Every AI workflow makes decisions. That is the point. The question is not whether AI should decide — it is which decisions, under what conditions, with what authority, and with what fallback when it gets it wrong.

Most enterprises get this wrong in one of two directions. They over-automate — letting AI make decisions that require human judgment, creating compliance risk and eroding trust. Or they under-delegate — requiring human approval for every output, which eliminates most of the operating leverage that justified the investment.

Decision architecture is the third component of the AI Operating System. It sits between the context layer (which defines what the AI knows) and workflow design (which defines what the AI does). Its job is to define who decides what.

The decision spectrum

Decisions in an AI workflow exist on a spectrum. The mistake is treating them as binary — either the human decides or the AI decides. In practice, there are five distinct configurations:

Fully automated. The AI decides and acts without human involvement. The output is delivered, the action is taken, the record is logged. Humans monitor aggregate performance metrics, not individual decisions. Example: classifying incoming support emails by category and routing them to the correct queue.

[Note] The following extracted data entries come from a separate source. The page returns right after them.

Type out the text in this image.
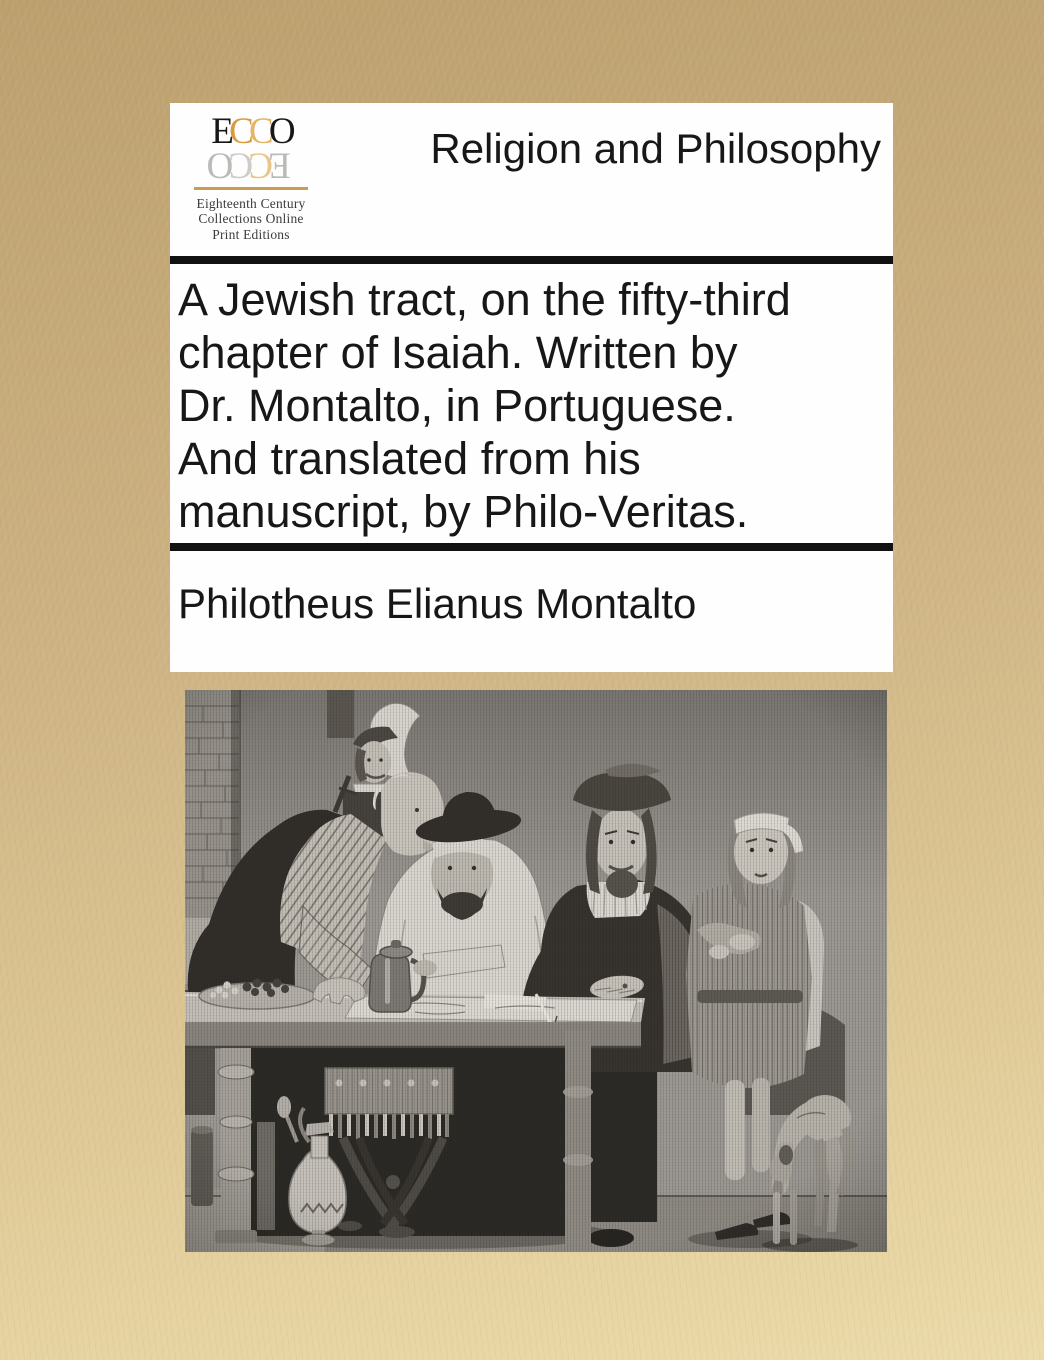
ECCO
ECCO
Eighteenth Century
Collections Online
Print Editions
Religion and Philosophy
A Jewish tract, on the fifty-third
chapter of Isaiah. Written by
Dr. Montalto, in Portuguese.
And translated from his
manuscript, by Philo-Veritas.
Philotheus Elianus Montalto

AI acts, human is notified. The AI decides and acts, but a human receives a notification of every decision. The human can intervene retroactively if something is wrong but does not need to approve each decision in advance. Example: auto-approving expense reports under €500 with notification to the finance team.

AI recommends, human decides. The AI analyses the inputs and presents a recommendation with supporting evidence. The human makes the final decision. Example: claims triage where the AI recommends approval or further investigation, and the claims handler makes the call.

AI prepares, human decides. The AI structures and summarises information but does not make a recommendation. The human receives an organised briefing rather than raw data. Example: due diligence summaries for M&A transactions where the AI compiles and structures data but the investment committee makes the judgment call.

Human only. The AI is not involved in the decision. Some decisions should remain entirely human — not because the AI cannot process the inputs, but because the consequences of error, the need for empathy, or the regulatory requirements make human judgment non-negotiable. Example: employee termination decisions.

Mapping decisions to the right level

The right position on the spectrum is determined by three factors: consequence severity, decision structure, and regulatory requirement.

Consequence severity

What happens when the decision is wrong? If a misclassified email goes to the wrong support queue, the consequence is a minor delay. If a fraudulent insurance claim is auto-approved, the consequence is financial loss and potential regulatory exposure.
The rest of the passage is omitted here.